East-facing gardens catch the morning sun; west-facing, the afternoon and evening light.
2: Trees
Well-established trees add shade and character to a garden, but can be a problem in inconvenient positions – most seriously, close to the proposed house. Removing a tree, however, isn’t simply a matter of cutting it down. As the roots die, the water they would normally extract remains in the soil. Clay soils, in particular, can then swell causing heave, which can result in cracking or subsidence to nearby foundations.
The most common solutions are either to dig foundations to a depth well below the ground likely to be affected – which will add to costs – or build no closer to the tree than a distance equivalent to its height.

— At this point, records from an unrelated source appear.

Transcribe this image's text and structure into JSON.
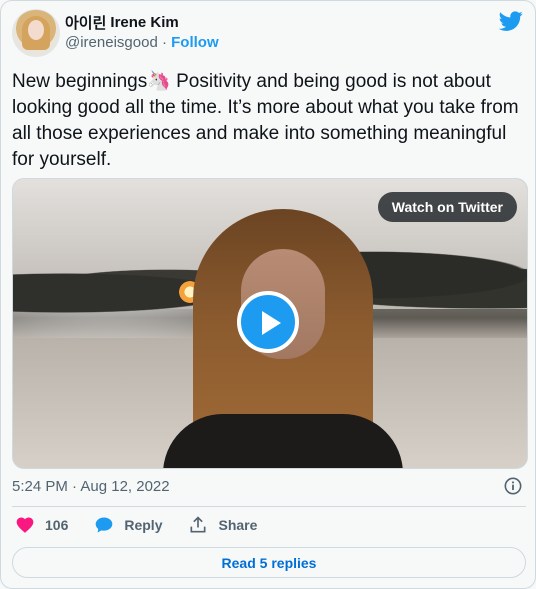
{
  "author": {
    "korean_name": "아이린",
    "name": "Irene Kim",
    "handle": "@ireneisgood",
    "separator": " · ",
    "follow_label": "Follow"
  },
  "tweet": {
    "text": "New beginnings🦄 Positivity and being good is not about looking good all the time. It’s more about what you take from all those experiences and make into something meaningful for yourself."
  },
  "media": {
    "watch_label": "Watch on Twitter",
    "play_icon": "play-icon"
  },
  "meta": {
    "timestamp": "5:24 PM · Aug 12, 2022",
    "info_icon": "info-icon"
  },
  "actions": {
    "like_count": "106",
    "reply_label": "Reply",
    "share_label": "Share"
  },
  "footer": {
    "read_replies_label": "Read 5 replies"
  },
  "colors": {
    "brand_blue": "#1d9bf0",
    "like_pink": "#f91880",
    "link_blue": "#006fd6",
    "muted_text": "#536471",
    "background": "#f7f9f9"
  }
}
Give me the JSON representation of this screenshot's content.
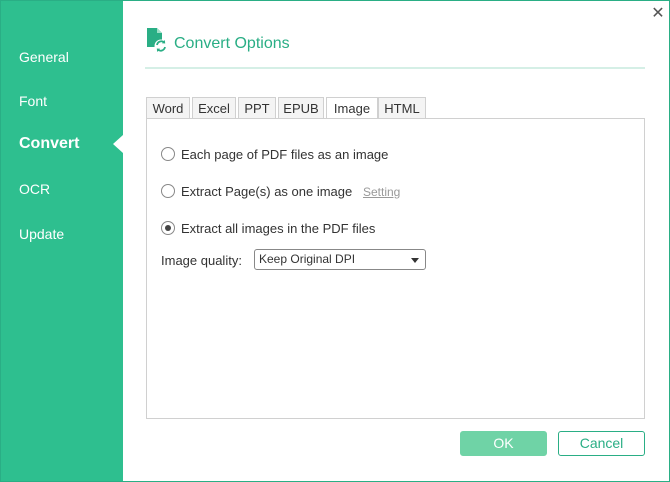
{
  "sidebar": {
    "items": [
      {
        "label": "General"
      },
      {
        "label": "Font"
      },
      {
        "label": "Convert"
      },
      {
        "label": "OCR"
      },
      {
        "label": "Update"
      }
    ],
    "active_index": 2
  },
  "header": {
    "title": "Convert Options",
    "icon": "pdf-convert-icon"
  },
  "tabs": [
    {
      "label": "Word"
    },
    {
      "label": "Excel"
    },
    {
      "label": "PPT"
    },
    {
      "label": "EPUB"
    },
    {
      "label": "Image"
    },
    {
      "label": "HTML"
    }
  ],
  "active_tab": "Image",
  "options": [
    {
      "label": "Each page of PDF files as an image",
      "checked": false
    },
    {
      "label": "Extract Page(s) as one image",
      "checked": false
    },
    {
      "label": "Extract all images in the PDF files",
      "checked": true
    }
  ],
  "setting_link": "Setting",
  "quality": {
    "label": "Image quality:",
    "value": "Keep Original DPI"
  },
  "buttons": {
    "ok": "OK",
    "cancel": "Cancel"
  },
  "colors": {
    "accent": "#2ebf8f",
    "ok_button": "#6fd3a6"
  }
}
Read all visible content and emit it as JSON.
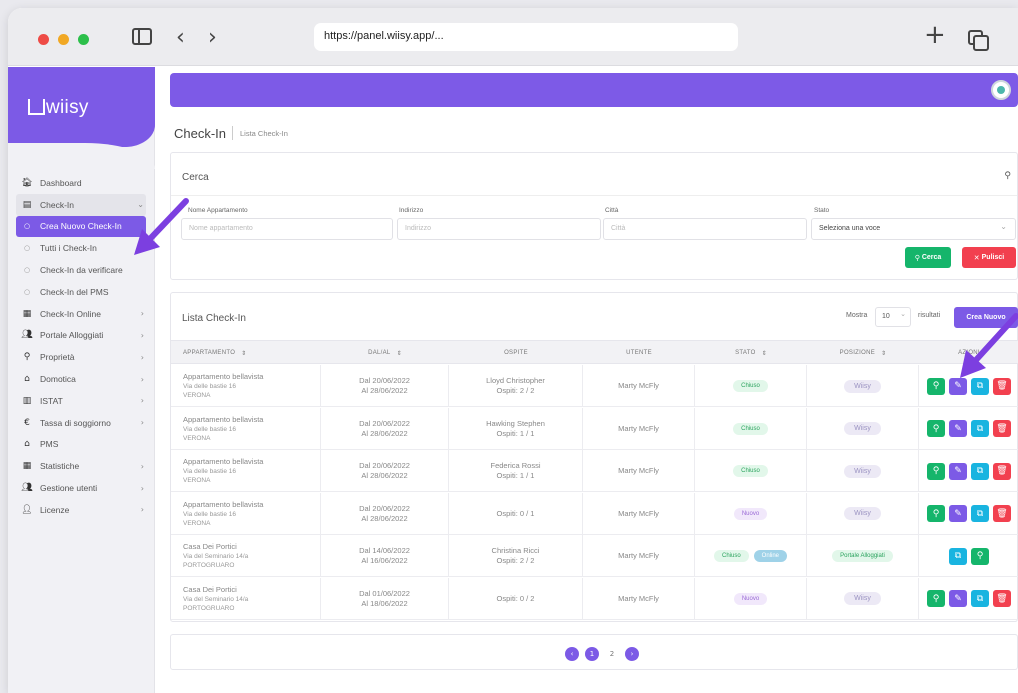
{
  "browser": {
    "url": "https://panel.wiisy.app/...",
    "back_icon": "chevron-left-icon",
    "forward_icon": "chevron-right-icon",
    "new_tab": "+"
  },
  "sidebar": {
    "logo": "wiisy",
    "items": [
      {
        "label": "Dashboard",
        "icon": "home-icon",
        "glyph": "🏠︎",
        "chevron": "",
        "kind": "main"
      },
      {
        "label": "Check-In",
        "icon": "list-icon",
        "glyph": "▤",
        "chevron": "⌄",
        "kind": "open"
      },
      {
        "label": "Crea Nuovo Check-In",
        "icon": "circle-icon",
        "glyph": "○",
        "chevron": "",
        "kind": "active"
      },
      {
        "label": "Tutti i Check-In",
        "icon": "circle-icon",
        "glyph": "○",
        "chevron": "",
        "kind": "sub"
      },
      {
        "label": "Check-In da verificare",
        "icon": "circle-icon",
        "glyph": "○",
        "chevron": "",
        "kind": "sub"
      },
      {
        "label": "Check-In del PMS",
        "icon": "circle-icon",
        "glyph": "○",
        "chevron": "",
        "kind": "sub"
      },
      {
        "label": "Check-In Online",
        "icon": "calendar-icon",
        "glyph": "▦",
        "chevron": "›",
        "kind": "main"
      },
      {
        "label": "Portale Alloggiati",
        "icon": "users-icon",
        "glyph": "👥︎",
        "chevron": "›",
        "kind": "main"
      },
      {
        "label": "Proprietà",
        "icon": "location-pin-icon",
        "glyph": "⚲",
        "chevron": "›",
        "kind": "main"
      },
      {
        "label": "Domotica",
        "icon": "smart-home-icon",
        "glyph": "⌂",
        "chevron": "›",
        "kind": "main"
      },
      {
        "label": "ISTAT",
        "icon": "chart-icon",
        "glyph": "▥",
        "chevron": "›",
        "kind": "main"
      },
      {
        "label": "Tassa di soggiorno",
        "icon": "euro-icon",
        "glyph": "€",
        "chevron": "›",
        "kind": "main"
      },
      {
        "label": "PMS",
        "icon": "building-icon",
        "glyph": "⌂",
        "chevron": "",
        "kind": "main"
      },
      {
        "label": "Statistiche",
        "icon": "table-icon",
        "glyph": "▦",
        "chevron": "›",
        "kind": "main"
      },
      {
        "label": "Gestione utenti",
        "icon": "user-group-icon",
        "glyph": "👥︎",
        "chevron": "›",
        "kind": "main"
      },
      {
        "label": "Licenze",
        "icon": "user-key-icon",
        "glyph": "👤︎",
        "chevron": "›",
        "kind": "main"
      }
    ]
  },
  "header": {
    "title": "Check-In",
    "breadcrumb": "Lista Check-In"
  },
  "search": {
    "title": "Cerca",
    "fields": [
      {
        "label": "Nome Appartamento",
        "placeholder": "Nome appartamento"
      },
      {
        "label": "Indirizzo",
        "placeholder": "Indirizzo"
      },
      {
        "label": "Città",
        "placeholder": "Città"
      },
      {
        "label": "Stato",
        "placeholder": "Seleziona una voce"
      }
    ],
    "search_button": "Cerca",
    "clear_button": "Pulisci"
  },
  "list": {
    "title": "Lista Check-In",
    "show_label": "Mostra",
    "page_size": "10",
    "results_label": "risultati",
    "new_button": "Crea Nuovo",
    "columns": [
      "APPARTAMENTO",
      "DAL/AL",
      "OSPITE",
      "UTENTE",
      "STATO",
      "POSIZIONE",
      "AZIONI"
    ],
    "rows": [
      {
        "apt": "Appartamento bellavista",
        "addr": "Via delle bastie 16",
        "city": "VERONA",
        "dal": "Dal 20/06/2022",
        "al": "Al 28/06/2022",
        "guest": "Lloyd Christopher",
        "guests": "Ospiti: 2 / 2",
        "user": "Marty McFly",
        "status": "Chiuso",
        "status_kind": "chiuso",
        "status2": "",
        "position": "Wiisy",
        "position_kind": "wiisy",
        "actions": [
          "view",
          "edit",
          "copy",
          "del"
        ]
      },
      {
        "apt": "Appartamento bellavista",
        "addr": "Via delle bastie 16",
        "city": "VERONA",
        "dal": "Dal 20/06/2022",
        "al": "Al 28/06/2022",
        "guest": "Hawking Stephen",
        "guests": "Ospiti: 1 / 1",
        "user": "Marty McFly",
        "status": "Chiuso",
        "status_kind": "chiuso",
        "status2": "",
        "position": "Wiisy",
        "position_kind": "wiisy",
        "actions": [
          "view",
          "edit",
          "copy",
          "del"
        ]
      },
      {
        "apt": "Appartamento bellavista",
        "addr": "Via delle bastie 16",
        "city": "VERONA",
        "dal": "Dal 20/06/2022",
        "al": "Al 28/06/2022",
        "guest": "Federica Rossi",
        "guests": "Ospiti: 1 / 1",
        "user": "Marty McFly",
        "status": "Chiuso",
        "status_kind": "chiuso",
        "status2": "",
        "position": "Wiisy",
        "position_kind": "wiisy",
        "actions": [
          "view",
          "edit",
          "copy",
          "del"
        ]
      },
      {
        "apt": "Appartamento bellavista",
        "addr": "Via delle bastie 16",
        "city": "VERONA",
        "dal": "Dal 20/06/2022",
        "al": "Al 28/06/2022",
        "guest": "",
        "guests": "Ospiti: 0 / 1",
        "user": "Marty McFly",
        "status": "Nuovo",
        "status_kind": "nuovo",
        "status2": "",
        "position": "Wiisy",
        "position_kind": "wiisy",
        "actions": [
          "view",
          "edit",
          "copy",
          "del"
        ]
      },
      {
        "apt": "Casa Dei Portici",
        "addr": "Via del Seminario 14/a",
        "city": "PORTOGRUARO",
        "dal": "Dal 14/06/2022",
        "al": "Al 16/06/2022",
        "guest": "Christina Ricci",
        "guests": "Ospiti: 2 / 2",
        "user": "Marty McFly",
        "status": "Chiuso",
        "status_kind": "chiuso",
        "status2": "Online",
        "position": "Portale Alloggiati",
        "position_kind": "portale",
        "actions": [
          "copy",
          "view"
        ]
      },
      {
        "apt": "Casa Dei Portici",
        "addr": "Via del Seminario 14/a",
        "city": "PORTOGRUARO",
        "dal": "Dal 01/06/2022",
        "al": "Al 18/06/2022",
        "guest": "",
        "guests": "Ospiti: 0 / 2",
        "user": "Marty McFly",
        "status": "Nuovo",
        "status_kind": "nuovo",
        "status2": "",
        "position": "Wiisy",
        "position_kind": "wiisy",
        "actions": [
          "view",
          "edit",
          "copy",
          "del"
        ]
      }
    ]
  },
  "pagination": {
    "pages": [
      "1",
      "2"
    ],
    "current": "1"
  },
  "colors": {
    "accent": "#7c5ae6",
    "success": "#15b56b",
    "danger": "#f2404f",
    "info": "#19b4e0"
  },
  "icons": {
    "sort": "sort-icon",
    "search": "search-icon",
    "annotation_arrows": "arrow-icon"
  }
}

Some trees, however, are protected by Tree Preservation Orders (TPOs) placed on them by local authorities. Normally they can only be felled if they are dead or dangerous, in which case a replacement has to be planted. One way round this is to have the tree’s removal included as part of your planning permission.
3: Soil
Site stripping and levelling then digging the foundations produces a huge volume of soil. Disposing of ‘muck away’, as it’s called, can be expensive. Landfill Tax – currently £2.70 per metric tonne – is paid on subsoil sent to licensed tips.
You can make considerable savings by using the subsoil to create the broad features of your landscaping, while retaining the topsoil in a spoil heap, which can be redistributed over the subsoil once the build is finished. Make sure, however, the spoil heap is under a metre high.
Otherwise the topsoil will become compacted and deoxygenated, like the subsoil beneath it, and nothing will grow in it.
4: Access
Rear gardens need access for a wide variety of heavy or bulky items, from lawnmowers to flat pack sheds. Most self builds are detached, allowing access on at least one side; a metre width is a good minimum.
If a narrow site forces you to build boundary to boundary, and you don’t want to haul garden equipment through the hall, one option is incorporate an integral garage. A corridor extending from it can provide the garden access and perhaps double up as a utility or boot room.
Best of all, find a plot with rear access from an adjoining road. Not only will access be straightforward for the present but you may well be able to turn part of it into a building plot when the garden becomes too much.
5: Build potential
Downsizing to a new build in your own garden and financing it by selling off the existing property is a highly cost-efficient move, and a factor worth bearing in mind when you chose your plot. But a garden can also be useful source of new accommodation if you have no intention of moving on.
Permitted development allows you to add a single or double-storey extension to your completed build without needing planning permission – as long as you meet certain conditions, such as not exceeding 50 per cent of the total area of land around the house. The same rule applies to outbuildings, which can include studios, home offices and granny annexes.
6: Energy source
Two metres below a garden the soil temperature stays at around 10C throughout the year. That warmth can be tapped by a ground source heat pump to provide heating and hot water for the home. It’s done by burying a loop of pipework through which low temperature fluid is pumped, extracting ground heat which is passed to the house through a heat exchanger.
The main drawback is the size of garden needed – up to 700 sqm of unshaded land, depending on the heat requirement. Where space is tight, a borehole can be drilled vertically instead, but is much more expensive, unless you already have drilling equipment on site – say for piled foundations.
Because the heat produced is relatively low temperature, you will also need a well-insulated home and either over-sized radiators or, ideally, underfloor heating. But for homes without mains gas it’s a good and cheaper alternative, and will also earn you regular payments under the government’s Renewable Heat Incentive scheme.